More likely, while lockdown might lure some to invest in an e-bike, it may simply have modified our desires – and be pushing them more rapidly towards eco car choices.
Fleet analysts at Venson Automotive Solutions surveyed company car and business drivers, discovering a 45 per cent surge in drivers now considering a shift to electric. Already, March registrations for EVs jumped by 197.4 per cent.
“The public would like to see more done by government,” said Venson. “This includes further investment in charging infrastructure, introduction of more Clean Air Zones in major cities and new legislation that supports businesses to move to fully electric company car or commercial vehicle fleets in the next five years.”
Less congested roads have already led to quicker journey times, but they may also be getting more dangerous.
In the second half of March, London’s Met police reported the average speed of vehicles in 20mph zones had jumped to 37mph, while Ireland has witnessed a doubling in pedestrian deaths attributable to faster traffic. Speed awareness courses may soon be booming.

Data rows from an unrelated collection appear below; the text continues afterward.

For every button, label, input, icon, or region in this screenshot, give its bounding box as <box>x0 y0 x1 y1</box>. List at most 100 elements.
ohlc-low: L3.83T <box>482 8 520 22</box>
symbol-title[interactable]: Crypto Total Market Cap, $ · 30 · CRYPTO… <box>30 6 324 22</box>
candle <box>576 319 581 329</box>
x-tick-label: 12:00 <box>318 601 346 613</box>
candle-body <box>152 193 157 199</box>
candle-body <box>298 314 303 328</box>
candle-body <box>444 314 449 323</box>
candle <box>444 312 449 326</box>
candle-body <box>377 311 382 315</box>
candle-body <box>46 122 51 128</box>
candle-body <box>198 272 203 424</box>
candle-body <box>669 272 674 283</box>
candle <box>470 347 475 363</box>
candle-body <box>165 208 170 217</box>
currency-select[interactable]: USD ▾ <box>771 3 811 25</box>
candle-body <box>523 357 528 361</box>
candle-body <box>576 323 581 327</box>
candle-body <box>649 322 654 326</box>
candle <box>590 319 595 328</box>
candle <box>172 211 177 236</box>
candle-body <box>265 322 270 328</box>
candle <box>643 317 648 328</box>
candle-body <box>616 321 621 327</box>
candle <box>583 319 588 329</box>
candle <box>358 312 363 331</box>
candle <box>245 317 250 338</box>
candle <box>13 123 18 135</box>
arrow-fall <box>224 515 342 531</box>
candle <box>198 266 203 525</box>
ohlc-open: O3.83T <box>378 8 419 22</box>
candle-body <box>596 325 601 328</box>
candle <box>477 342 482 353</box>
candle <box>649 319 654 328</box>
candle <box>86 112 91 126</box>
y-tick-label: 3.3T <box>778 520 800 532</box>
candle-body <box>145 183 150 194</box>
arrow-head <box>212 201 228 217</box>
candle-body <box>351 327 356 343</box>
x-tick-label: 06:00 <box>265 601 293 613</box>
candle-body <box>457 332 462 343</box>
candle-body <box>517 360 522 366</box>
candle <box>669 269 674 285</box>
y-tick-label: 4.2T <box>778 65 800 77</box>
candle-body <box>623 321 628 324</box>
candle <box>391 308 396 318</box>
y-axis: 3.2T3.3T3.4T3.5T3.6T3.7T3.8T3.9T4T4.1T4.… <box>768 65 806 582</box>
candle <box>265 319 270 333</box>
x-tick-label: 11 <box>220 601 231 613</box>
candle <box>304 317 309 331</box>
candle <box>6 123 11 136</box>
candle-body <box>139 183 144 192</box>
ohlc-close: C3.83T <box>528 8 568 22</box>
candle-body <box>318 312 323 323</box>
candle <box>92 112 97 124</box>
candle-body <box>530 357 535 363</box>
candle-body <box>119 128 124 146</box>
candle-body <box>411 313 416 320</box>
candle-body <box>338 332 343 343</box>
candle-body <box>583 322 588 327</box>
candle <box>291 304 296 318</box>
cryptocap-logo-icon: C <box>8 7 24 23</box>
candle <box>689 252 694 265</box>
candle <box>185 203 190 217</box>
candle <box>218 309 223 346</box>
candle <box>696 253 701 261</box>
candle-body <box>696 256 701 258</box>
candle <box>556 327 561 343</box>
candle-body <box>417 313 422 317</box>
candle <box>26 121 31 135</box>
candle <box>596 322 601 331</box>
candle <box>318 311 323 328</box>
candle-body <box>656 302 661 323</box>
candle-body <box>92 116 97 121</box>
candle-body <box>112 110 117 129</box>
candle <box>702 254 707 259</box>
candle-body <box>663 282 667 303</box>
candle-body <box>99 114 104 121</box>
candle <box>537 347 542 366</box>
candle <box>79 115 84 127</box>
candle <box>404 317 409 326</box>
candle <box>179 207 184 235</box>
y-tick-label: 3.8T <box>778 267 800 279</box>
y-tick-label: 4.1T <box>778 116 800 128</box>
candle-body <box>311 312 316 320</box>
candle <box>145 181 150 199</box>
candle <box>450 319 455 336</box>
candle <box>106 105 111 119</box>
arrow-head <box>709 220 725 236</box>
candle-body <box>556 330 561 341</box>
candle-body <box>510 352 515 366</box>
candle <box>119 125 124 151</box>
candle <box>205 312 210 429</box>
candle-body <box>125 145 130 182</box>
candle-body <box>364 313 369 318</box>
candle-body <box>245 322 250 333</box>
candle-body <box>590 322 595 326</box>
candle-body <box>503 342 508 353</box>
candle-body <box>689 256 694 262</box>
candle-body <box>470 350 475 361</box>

Police have confirmed more extreme examples of speeding have been seen in Gloucestershire during lockdown and launched operations to remind motorists of their obligations.
Average speed has risen by between one per cent and three percent with “more extreme examples” also increasing. Sixty five miles per hour in a 40mph zone is one example given by Gloucestershire Constabulary.
But while many roads are temptingly open, more may be closed for good: from London to Edinburgh, temporary pedestrianisation is being enjoyed by so many that there is a growing clamour for permanent no-go areas, including Gloucester and Cheltenham.
The Manchester Evening News has been calling for swathes of the city centre to remain traffic-free – for good. The city’s Albert Square will soon be car-free and more areas are expected to follow.
So when will we use our car, post-Corona? Don’t forget your hols. While 88 per cent of Brits historically up sticks, says ABTA, a UK staycation is broadly anticipated to be the top option, with families automatically seeking their cars as a protective bubble for travel, enabling access to destinations that are less populated.
City breaks may not revive quickly, but as property consultants at Savills predict: “in more isolated rural areas, Airbnb is likely to be pretty resilient.”
Meanwhile getting anywhere by air may prove exorbitant. As airlines slash jobs and flights, the age of the cheap-seat package looks over, with travel by car anticipated in the travel industry to see strong demand.
Eurotunnel, which has continued to run up to four trains per hour, points out that it offers a format for travel that is well suited to respect for travellers staying separate, while popular gite rental sites such as gites-de-france.com already offer allocation on rental this summer.
Post lockdown, your car might have become an office on the driveway (one in three home workers have used their cars as a driveway office apparently), but be ready for it to be the best ticket for freedom.